Climate data for Cortes
| Month | Jan | Feb | Mar | Apr | May | Jun | Jul | Aug | Sep | Oct | Nov | Dec | Year |
| Mean daily maximum °C (°F) | 28.6 (83.5) | 28.8 (83.8) | 29.7 (85.5) | 30.7 (87.3) | 31.6 (88.9) | 31.5 (88.7) | 31.5 (88.7) | 31.7 (89.1) | 31.7 (89.1) | 31.1 (88.0) | 30.2 (86.4) | 29.2 (84.6) | 30.5 (87.0) |
| Daily mean °C (°F) | 25.3 (77.5) | 25.4 (77.7) | 26.1 (79.0) | 26.8 (80.2) | 27.6 (81.7) | 27.4 (81.3) | 27.4 (81.3) | 27.5 (81.5) | 27.5 (81.5) | 27.1 (80.8) | 26.5 (79.7) | 25.8 (78.4) | 26.7 (80.1) |
| Mean daily minimum °C (°F) | 22.1 (71.8) | 22.1 (71.8) | 22.5 (72.5) | 22.9 (73.2) | 23.6 (74.5) | 23.4 (74.1) | 23.3 (73.9) | 23.4 (74.1) | 23.3 (73.9) | 23.1 (73.6) | 22.8 (73.0) | 22.5 (72.5) | 22.9 (73.2) |
| Average rainfall mm (inches) | 825 (32.5) | 694 (27.3) | 529 (20.8) | 374 (14.7) | 250 (9.8) | 177 (7.0) | 164 (6.5) | 139 (5.5) | 157 (6.2) | 218 (8.6) | 485 (19.1) | 700 (27.6) | 4,712 (185.6) |
Source: Climate-Data.org

===Flora===
In 2023, a Vulnerable species of Begonia, B. noraaunorae, named after Nora Aunor, a Filipina actress and National Artist of the Philippines, was discovered in the limestone areas of this town.

==Economy==

Agriculture is the major source of living in Cortes.

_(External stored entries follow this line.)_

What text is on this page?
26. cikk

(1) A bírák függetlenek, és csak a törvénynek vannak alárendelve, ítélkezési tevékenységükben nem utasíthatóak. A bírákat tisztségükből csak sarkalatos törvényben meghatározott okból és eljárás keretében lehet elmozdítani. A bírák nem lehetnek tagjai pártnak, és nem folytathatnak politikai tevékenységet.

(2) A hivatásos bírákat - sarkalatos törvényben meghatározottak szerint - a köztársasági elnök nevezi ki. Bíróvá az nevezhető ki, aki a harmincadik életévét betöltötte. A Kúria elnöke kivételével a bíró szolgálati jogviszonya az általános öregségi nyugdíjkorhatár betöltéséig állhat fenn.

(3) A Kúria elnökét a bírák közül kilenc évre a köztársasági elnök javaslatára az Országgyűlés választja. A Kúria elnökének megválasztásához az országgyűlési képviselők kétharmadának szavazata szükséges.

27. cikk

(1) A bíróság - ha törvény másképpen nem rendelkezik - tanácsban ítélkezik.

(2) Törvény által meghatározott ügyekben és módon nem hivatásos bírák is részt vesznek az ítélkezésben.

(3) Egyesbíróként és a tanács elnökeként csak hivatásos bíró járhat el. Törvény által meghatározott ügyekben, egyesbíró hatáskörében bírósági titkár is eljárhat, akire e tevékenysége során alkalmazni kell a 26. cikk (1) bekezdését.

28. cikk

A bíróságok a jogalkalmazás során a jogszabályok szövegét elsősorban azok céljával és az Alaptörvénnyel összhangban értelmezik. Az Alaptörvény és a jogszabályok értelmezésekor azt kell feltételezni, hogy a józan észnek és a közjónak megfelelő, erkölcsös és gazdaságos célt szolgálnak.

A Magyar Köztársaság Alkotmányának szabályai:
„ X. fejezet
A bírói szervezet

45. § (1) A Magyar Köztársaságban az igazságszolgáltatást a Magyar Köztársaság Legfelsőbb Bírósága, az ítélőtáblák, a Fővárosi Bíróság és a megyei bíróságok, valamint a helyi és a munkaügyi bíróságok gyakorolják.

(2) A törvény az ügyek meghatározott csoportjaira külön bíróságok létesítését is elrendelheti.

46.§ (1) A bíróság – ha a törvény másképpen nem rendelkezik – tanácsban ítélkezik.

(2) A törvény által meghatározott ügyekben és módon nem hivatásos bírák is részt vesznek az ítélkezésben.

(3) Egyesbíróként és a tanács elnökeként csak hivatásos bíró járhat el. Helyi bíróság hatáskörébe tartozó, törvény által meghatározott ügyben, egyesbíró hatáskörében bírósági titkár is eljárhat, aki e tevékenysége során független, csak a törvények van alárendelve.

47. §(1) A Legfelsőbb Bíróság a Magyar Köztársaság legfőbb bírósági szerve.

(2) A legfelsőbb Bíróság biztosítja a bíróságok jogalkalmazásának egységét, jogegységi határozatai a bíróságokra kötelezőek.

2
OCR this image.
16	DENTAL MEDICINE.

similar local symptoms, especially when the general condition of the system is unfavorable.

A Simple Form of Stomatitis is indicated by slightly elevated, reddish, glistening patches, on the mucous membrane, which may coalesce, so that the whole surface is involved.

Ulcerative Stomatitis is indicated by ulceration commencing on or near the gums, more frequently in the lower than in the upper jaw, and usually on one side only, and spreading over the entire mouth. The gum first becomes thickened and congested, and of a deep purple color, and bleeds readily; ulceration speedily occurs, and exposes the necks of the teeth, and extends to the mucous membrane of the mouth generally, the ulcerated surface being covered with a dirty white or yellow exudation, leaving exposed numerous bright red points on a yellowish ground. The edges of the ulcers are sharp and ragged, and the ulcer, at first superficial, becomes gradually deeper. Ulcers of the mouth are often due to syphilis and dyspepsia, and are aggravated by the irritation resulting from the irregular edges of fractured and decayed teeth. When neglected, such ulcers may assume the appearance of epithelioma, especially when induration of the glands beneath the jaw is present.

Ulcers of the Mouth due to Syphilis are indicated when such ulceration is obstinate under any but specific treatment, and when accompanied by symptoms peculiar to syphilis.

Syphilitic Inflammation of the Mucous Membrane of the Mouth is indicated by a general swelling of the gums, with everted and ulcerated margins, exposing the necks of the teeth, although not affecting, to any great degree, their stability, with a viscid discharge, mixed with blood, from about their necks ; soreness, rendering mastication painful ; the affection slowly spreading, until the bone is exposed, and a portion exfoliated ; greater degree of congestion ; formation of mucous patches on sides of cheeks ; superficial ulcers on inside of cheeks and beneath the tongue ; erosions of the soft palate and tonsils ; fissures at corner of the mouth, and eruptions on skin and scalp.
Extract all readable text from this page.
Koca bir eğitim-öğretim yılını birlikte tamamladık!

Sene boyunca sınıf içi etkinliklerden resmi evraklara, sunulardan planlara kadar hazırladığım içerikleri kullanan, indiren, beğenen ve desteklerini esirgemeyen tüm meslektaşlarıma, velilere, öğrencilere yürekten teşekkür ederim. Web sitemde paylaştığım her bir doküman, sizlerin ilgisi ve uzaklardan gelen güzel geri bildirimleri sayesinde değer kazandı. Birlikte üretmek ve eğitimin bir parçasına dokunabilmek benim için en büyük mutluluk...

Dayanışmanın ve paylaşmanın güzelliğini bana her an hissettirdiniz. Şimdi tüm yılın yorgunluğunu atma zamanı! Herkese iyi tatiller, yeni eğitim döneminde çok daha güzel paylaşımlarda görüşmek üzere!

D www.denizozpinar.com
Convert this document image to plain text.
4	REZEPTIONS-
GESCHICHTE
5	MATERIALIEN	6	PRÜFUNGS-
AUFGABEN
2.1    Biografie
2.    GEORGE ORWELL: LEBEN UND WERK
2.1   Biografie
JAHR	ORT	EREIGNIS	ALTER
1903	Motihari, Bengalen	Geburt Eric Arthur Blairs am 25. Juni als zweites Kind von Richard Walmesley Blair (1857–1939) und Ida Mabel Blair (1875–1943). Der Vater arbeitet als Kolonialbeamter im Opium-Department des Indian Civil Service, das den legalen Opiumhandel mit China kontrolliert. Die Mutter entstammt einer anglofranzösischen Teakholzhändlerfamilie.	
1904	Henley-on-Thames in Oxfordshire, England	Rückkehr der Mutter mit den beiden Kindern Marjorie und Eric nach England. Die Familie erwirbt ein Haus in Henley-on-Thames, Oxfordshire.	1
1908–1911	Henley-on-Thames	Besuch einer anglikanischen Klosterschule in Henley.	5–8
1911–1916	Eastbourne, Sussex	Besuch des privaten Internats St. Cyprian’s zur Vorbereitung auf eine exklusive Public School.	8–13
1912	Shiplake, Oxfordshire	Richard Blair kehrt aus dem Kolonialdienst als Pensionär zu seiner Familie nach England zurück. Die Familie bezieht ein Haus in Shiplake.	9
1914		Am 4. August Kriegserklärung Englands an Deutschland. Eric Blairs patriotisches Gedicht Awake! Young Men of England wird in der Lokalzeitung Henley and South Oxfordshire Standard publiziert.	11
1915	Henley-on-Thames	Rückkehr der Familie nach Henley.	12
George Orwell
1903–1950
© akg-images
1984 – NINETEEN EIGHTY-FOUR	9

It is also known for its rich source of sea foods. Fishing is one source of living. However, there are limitations that been lay down by the local government to protect their sea against abuse. Farming is the second source of living.

==Tourism==
Attractions include:
- Laswitan Lagoon (a 20-foot rock formation with three lagoons; name derives from the word "laswit" which means splash; when the water is high, especially during Amihan season, it creates huge waves that will splash on the rocks and creates a waterfall effect)
- Bakwitan Cave
- Lubcon Falls
- Bugsay Beach Resort
- Sihagan Beach
- Buybuyan Beach
- La Soledad Beach

==Culture==

===Festivals===
- Kadagatan Festival - Every 21st to 24th day of July, the town of Cortes celebrates Kadagatan Festival. This festival is celebrated because of the abundance of fishes and other seafoods that Cortes have. The Rabita Statue symbolize this festival. You can see the statue in Cortes Commercial Triangle.
- Araw ng Cortes - Every 29th day of September up to 1st day of October, Cortes celebrates Araw ng Cortes. This is because Cortes have its freedom from being separated from Tandag City.

== Notable people ==

- Pedro M. Trinidad Jr. (born 1943), mayor of Cortes.